At the same time, many Japanese do not approve of U.S. policy in Asia. The student protest against U.S. war vessels, for one thing, bespeaks a strong desire on the part of the young to carve out a new national identity, based partly on pacificism and partly on self-sufficiency. Many leaders, too, are embarrassed over the continued dependence of Asia's No. 1 industrial power on U.S. defense hardware. Many of them look for a change in 1970, when the mutual-protection pact comes up for review. Polls show that nearly half the population is still undecided on whether the agreement should be continued; the tendency for now, however, is to put off thinking about an unpleasant choice.
TV to Toyota. Sato was vastly helped by Japan's present mood of tranquillity and satisfaction. Materially, the country has never been better off. Its economy, booming along at an annual growth rate of 13.6%, provides full employment. Last year Japan overtook Britain to become the world's fourth largest industrial power, after the U.S., Russia and West Germany. In the past five years, Japanese consumers have upgraded their status symbols from a Sony TV set to a new Toyota auto, and many are saving their wages so that they can escape the stacks of overcrowded public apartments in large cities to a home of their own. A government survey taken in January showed that 63% of those over 20 were "satisfied with current living conditions" v. 53% the year before.

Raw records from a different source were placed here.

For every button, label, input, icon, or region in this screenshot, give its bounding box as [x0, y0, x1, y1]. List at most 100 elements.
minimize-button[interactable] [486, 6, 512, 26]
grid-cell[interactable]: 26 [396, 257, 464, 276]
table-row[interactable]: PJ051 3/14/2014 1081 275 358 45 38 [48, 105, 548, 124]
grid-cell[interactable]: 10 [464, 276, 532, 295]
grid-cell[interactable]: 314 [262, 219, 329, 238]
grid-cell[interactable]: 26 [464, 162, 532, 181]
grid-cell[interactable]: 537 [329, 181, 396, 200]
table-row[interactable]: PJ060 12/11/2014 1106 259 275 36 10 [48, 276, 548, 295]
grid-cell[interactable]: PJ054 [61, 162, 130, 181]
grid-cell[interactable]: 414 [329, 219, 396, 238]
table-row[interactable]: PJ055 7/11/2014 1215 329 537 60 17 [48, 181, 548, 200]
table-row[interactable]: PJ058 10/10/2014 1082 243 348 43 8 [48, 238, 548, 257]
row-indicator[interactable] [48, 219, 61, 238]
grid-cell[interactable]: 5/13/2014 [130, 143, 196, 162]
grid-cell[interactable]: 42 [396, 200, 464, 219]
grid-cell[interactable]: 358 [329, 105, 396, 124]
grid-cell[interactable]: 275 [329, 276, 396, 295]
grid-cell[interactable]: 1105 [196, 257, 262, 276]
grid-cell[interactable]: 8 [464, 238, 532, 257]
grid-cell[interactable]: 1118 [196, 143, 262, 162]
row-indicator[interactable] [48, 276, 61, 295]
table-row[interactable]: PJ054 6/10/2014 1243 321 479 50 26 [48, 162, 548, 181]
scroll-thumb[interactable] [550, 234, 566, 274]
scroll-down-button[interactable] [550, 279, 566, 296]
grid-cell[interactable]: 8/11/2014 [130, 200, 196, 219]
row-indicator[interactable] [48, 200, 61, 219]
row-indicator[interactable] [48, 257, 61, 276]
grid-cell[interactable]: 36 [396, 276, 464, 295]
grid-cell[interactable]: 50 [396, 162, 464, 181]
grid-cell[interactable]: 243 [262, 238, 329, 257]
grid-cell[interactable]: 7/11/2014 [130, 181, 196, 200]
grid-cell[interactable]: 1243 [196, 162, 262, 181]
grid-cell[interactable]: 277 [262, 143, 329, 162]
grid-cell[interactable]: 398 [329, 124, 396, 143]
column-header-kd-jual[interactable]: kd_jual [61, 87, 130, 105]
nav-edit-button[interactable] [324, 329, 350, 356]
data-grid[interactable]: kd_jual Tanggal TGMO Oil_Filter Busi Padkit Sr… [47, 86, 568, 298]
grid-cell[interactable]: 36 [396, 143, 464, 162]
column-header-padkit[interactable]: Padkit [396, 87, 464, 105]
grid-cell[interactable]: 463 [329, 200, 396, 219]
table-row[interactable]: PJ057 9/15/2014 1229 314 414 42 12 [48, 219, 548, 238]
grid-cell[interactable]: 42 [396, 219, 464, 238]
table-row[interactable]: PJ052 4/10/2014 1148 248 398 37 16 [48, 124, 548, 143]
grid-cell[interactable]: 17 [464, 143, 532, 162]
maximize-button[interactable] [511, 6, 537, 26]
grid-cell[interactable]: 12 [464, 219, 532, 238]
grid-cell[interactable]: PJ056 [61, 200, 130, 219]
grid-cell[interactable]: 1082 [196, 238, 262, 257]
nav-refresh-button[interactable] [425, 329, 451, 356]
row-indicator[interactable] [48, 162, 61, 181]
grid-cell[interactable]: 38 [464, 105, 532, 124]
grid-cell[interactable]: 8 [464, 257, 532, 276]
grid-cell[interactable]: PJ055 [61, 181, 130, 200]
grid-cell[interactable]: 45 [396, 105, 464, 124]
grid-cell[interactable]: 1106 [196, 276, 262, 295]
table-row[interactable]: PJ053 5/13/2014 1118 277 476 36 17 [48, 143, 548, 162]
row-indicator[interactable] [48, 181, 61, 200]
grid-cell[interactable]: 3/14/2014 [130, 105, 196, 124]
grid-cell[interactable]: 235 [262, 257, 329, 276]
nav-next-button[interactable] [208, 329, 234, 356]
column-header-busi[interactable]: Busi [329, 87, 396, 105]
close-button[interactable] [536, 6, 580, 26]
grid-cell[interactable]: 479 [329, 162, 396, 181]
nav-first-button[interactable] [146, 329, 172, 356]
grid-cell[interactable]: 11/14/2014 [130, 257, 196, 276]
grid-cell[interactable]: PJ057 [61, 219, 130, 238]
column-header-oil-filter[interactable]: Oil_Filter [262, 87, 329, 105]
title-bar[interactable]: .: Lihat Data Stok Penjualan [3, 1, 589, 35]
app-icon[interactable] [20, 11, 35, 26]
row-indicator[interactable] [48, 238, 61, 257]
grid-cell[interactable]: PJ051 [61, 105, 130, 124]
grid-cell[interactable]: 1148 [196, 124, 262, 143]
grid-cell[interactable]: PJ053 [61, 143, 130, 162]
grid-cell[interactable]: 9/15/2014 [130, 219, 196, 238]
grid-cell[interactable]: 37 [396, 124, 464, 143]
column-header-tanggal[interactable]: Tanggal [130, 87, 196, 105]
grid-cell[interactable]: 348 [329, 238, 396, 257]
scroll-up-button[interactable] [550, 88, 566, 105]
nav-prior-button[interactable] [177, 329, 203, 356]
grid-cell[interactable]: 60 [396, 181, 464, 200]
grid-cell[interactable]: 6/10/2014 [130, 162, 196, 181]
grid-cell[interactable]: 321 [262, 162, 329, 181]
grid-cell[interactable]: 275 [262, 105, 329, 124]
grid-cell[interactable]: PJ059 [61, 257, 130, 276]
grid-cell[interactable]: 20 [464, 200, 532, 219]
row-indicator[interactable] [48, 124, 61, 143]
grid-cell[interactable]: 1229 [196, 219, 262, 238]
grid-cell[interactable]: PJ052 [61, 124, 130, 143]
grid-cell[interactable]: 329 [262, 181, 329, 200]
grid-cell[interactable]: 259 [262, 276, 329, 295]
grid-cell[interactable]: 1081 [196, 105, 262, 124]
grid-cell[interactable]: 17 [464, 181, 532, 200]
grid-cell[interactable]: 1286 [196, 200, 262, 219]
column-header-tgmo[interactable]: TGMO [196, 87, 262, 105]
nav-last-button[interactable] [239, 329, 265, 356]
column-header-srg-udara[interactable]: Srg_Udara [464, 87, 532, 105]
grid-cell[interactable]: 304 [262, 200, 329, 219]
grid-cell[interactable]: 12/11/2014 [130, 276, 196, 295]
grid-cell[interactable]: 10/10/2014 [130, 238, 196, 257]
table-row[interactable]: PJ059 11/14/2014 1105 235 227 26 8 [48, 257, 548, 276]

The election also brought out Japan's considerable strain of pragmatism. Japanese voters have an abiding admiration for Ho Chi Minh's holdout against U.S. attack, but they can also understand why the U.S. cannot return Okinawa, with its B-52 landing bases, so long as the war continues--and the electorate decided not to make an issue of it. Sympathy with China, on the other hand, has declined rapidly as Japanese newsmen and businessmen have been harassed and imprisoned there; trade with China has declined 20% in the past two years. Even the popularity of the talent candidates had its practical side. Standing foursquare in favor of good government, they gave the Japanese voter a breath of his current enthusiasm in politics--"fresh air"--without making him go through a disruptive housecleaning.